I was chatting with a (vaccinated) acquaintance when she said she heard that 1 in 500 people died of the vaccine. I said that sounded impossible and she was surprised because most people she told were surprised at how high it was. I looked up CDC data and gave her the actual (way way way lower) numbers.
I asked where she heard it and she said on tv. I asked which channel and she said she wasn’t sure, she watched several different ones. Oh then, it must be true.
Then she discussed how her son, who is in the insurance department in a hospital, told her how doctors and hospitals are marking tons of deaths as Covid even if death was from something else just to get Federal money. Therefore deaths were way overstated. I told her there had been some of that discussion last year but there was no evidence of widespread practice being reported. She decided her son was telling her the truth.
First of all, doctors and hospitals don’t get paid if someone dies, so marking their cause of death as COVID or non-COVID doesn’t result in different payments. Second, and probably this person doesn’t understand because they are dealing with the paper side of medicine, a person can die from any number of causes: kidney failure, stroke, pneumonia, PE, MI, etc that occur “naturally”. But now, patients are coming to the hospital with COVID, which can then cause the kidney failure, stroke, pneumonia, PE, MI, etc. In the latter, the cause of death is COVID, because if it weren’t for the infection, they wouldn’t have had the sequela.

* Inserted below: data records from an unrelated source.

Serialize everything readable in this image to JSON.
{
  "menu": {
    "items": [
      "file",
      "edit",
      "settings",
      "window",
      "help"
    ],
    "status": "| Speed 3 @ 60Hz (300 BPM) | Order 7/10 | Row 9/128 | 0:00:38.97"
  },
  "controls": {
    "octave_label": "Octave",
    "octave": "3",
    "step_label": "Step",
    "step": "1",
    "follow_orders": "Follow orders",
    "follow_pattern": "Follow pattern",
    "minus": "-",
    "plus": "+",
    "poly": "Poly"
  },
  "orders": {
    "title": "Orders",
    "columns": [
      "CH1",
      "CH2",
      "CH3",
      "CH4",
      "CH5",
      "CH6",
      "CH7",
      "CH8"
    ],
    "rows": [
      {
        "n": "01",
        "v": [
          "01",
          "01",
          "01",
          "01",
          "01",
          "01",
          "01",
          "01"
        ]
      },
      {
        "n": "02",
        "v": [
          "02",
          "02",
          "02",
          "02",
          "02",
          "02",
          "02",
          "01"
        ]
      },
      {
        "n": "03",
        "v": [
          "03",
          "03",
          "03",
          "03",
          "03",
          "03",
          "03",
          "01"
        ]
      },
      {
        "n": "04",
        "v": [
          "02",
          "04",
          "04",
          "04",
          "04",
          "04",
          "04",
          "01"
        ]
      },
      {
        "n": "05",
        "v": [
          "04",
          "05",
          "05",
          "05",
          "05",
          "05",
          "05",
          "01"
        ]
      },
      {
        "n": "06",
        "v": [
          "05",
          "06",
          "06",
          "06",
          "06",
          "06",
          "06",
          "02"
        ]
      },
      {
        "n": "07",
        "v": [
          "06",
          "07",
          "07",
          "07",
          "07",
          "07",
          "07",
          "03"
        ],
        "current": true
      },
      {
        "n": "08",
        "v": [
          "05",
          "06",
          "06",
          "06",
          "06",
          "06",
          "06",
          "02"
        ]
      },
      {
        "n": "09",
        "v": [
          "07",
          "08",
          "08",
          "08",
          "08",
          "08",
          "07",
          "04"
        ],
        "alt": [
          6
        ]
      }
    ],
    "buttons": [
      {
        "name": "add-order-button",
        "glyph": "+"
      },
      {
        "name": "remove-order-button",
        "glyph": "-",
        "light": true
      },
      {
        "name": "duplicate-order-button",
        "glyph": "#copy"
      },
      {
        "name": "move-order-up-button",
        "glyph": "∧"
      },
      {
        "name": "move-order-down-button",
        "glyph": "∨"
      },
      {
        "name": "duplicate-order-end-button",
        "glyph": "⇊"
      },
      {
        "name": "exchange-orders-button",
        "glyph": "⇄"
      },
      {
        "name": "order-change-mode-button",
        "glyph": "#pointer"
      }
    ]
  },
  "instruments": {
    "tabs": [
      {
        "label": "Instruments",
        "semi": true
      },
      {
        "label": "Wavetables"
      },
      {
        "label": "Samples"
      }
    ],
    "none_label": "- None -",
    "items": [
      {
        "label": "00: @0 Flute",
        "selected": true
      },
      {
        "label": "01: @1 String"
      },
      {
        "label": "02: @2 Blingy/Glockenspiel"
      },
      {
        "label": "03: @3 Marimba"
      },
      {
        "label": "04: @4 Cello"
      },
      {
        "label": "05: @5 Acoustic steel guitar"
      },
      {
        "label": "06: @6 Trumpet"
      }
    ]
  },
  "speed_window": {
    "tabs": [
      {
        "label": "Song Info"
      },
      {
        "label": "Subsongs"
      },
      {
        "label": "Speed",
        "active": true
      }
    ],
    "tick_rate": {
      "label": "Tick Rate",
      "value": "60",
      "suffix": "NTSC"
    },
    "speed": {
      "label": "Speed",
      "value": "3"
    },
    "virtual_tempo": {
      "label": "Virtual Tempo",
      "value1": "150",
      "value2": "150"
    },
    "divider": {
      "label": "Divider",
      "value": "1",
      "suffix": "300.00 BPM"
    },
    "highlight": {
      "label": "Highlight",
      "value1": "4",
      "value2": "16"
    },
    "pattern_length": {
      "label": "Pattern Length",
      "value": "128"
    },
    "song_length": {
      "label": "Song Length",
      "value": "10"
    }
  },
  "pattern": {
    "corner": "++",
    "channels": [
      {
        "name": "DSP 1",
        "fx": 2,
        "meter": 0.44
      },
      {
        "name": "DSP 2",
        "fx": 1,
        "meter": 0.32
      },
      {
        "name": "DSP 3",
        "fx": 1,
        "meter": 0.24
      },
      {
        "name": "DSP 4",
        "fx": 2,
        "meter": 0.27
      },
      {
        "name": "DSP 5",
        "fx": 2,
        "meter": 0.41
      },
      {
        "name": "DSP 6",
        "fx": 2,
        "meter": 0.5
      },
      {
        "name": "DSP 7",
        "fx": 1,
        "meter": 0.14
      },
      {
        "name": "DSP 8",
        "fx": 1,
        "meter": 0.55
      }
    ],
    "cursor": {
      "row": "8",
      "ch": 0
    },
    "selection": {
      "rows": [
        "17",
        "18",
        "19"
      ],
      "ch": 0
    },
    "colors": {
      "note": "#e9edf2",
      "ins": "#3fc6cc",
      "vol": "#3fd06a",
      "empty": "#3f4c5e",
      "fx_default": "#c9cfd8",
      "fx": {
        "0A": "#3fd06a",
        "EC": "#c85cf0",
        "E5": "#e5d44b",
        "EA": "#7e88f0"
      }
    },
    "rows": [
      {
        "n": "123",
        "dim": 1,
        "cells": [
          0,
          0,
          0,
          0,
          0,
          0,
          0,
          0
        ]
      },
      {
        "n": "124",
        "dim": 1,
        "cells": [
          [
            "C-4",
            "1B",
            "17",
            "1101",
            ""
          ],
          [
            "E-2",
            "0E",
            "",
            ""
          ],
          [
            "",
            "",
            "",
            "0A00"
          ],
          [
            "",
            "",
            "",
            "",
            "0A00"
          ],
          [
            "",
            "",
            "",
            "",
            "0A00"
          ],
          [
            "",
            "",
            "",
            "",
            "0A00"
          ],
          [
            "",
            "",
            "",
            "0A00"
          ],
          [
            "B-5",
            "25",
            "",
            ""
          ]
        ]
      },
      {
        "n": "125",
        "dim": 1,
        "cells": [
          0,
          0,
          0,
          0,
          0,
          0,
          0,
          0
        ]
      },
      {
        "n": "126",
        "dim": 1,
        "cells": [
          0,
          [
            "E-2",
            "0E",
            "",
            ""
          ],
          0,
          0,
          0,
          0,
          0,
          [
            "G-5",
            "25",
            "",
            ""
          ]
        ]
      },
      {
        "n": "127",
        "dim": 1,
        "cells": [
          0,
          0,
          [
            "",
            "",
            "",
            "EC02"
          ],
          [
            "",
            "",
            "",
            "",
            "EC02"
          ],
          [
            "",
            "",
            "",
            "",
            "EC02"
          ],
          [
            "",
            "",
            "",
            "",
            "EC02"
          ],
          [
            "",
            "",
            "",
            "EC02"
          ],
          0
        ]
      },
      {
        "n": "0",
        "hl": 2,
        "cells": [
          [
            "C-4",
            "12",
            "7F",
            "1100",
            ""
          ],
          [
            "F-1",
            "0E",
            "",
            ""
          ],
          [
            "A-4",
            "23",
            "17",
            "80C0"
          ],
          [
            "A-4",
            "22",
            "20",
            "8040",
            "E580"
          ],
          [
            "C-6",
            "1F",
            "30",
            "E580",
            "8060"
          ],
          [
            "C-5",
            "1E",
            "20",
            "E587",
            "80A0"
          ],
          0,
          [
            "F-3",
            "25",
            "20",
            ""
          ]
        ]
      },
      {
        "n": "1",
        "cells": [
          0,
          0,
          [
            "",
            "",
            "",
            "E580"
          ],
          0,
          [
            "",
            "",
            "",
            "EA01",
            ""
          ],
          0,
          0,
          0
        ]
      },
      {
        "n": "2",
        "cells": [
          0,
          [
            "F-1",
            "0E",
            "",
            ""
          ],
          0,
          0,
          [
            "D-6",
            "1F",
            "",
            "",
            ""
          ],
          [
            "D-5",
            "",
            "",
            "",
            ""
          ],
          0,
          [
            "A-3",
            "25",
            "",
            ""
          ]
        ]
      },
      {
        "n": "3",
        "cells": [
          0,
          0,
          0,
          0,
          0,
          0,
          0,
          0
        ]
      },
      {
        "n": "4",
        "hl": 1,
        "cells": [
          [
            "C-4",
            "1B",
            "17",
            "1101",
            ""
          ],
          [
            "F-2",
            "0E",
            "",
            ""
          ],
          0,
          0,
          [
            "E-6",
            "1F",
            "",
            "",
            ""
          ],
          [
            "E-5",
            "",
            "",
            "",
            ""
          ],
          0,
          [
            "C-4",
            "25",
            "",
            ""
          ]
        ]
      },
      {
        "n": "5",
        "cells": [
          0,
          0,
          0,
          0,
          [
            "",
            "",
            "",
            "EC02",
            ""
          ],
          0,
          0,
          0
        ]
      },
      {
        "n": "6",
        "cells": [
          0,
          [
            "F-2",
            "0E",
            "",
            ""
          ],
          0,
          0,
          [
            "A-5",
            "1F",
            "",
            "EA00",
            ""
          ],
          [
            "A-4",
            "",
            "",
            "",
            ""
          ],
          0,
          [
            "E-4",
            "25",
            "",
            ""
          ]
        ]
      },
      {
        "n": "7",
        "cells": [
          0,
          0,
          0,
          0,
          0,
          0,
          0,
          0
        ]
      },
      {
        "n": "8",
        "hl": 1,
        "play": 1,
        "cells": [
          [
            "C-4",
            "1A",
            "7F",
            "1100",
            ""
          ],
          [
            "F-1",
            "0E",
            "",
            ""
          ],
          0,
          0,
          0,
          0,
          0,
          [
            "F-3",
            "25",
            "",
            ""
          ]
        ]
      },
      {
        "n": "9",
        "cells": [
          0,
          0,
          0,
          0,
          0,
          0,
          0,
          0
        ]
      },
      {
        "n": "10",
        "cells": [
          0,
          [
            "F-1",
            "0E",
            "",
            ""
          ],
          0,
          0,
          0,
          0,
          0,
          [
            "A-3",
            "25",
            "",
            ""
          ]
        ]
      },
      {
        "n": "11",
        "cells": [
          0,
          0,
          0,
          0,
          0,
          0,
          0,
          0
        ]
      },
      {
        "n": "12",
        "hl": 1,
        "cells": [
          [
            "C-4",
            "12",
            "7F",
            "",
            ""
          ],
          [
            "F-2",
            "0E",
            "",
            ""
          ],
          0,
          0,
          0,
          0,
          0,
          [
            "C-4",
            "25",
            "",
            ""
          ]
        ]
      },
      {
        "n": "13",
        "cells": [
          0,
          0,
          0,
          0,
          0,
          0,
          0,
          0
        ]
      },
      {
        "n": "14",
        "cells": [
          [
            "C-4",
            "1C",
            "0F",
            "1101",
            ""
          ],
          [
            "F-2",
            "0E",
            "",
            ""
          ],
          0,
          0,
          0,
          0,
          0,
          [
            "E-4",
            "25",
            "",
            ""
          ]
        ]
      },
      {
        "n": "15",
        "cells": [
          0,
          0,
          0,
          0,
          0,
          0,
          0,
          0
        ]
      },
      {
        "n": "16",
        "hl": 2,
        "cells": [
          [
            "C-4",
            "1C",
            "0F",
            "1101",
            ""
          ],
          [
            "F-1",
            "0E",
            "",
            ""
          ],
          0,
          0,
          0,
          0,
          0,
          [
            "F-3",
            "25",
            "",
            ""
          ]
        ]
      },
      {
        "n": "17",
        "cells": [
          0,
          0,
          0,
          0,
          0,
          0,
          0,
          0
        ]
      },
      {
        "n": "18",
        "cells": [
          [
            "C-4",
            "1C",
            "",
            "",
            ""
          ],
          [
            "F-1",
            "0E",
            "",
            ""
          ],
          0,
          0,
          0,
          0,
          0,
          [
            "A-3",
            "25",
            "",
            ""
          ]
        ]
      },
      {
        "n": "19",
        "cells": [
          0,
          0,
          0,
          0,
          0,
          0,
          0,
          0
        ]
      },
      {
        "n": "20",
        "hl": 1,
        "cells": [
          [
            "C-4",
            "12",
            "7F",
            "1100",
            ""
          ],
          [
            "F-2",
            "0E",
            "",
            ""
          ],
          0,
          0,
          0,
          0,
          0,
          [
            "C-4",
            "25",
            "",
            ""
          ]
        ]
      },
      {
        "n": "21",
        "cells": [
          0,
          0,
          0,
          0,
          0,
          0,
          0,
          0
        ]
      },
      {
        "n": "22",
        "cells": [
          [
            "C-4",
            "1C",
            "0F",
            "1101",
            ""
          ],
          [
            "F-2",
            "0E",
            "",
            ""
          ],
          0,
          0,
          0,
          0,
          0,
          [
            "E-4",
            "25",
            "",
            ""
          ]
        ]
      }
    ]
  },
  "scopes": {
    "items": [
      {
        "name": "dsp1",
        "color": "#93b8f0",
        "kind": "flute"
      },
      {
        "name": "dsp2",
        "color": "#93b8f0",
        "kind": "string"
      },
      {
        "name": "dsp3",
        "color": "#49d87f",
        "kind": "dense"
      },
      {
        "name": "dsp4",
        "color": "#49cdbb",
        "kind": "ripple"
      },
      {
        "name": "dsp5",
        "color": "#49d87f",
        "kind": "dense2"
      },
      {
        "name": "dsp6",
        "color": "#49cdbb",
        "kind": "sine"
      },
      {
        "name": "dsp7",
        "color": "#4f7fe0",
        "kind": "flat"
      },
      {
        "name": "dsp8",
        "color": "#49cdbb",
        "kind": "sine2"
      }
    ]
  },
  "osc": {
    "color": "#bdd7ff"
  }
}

Ask her to go through the local obituaries in the newspaper and count the number of deaths from the virus versus the vaccine and have her get back to you.
I finished by 2 Moderna vaccines February 10. I FULLY believe in the vaccination process but am not rushing to get a booster or third shot (different than an actual booster). I received my Moderna vaccines through my employer, a health system and there is not an official plan yet for staff - patient care or not - to distribute boosters. They have said they would when recommendations are solid but at this time for me - Moderna, under 65, no health conditions - there is not a recommendation to do that.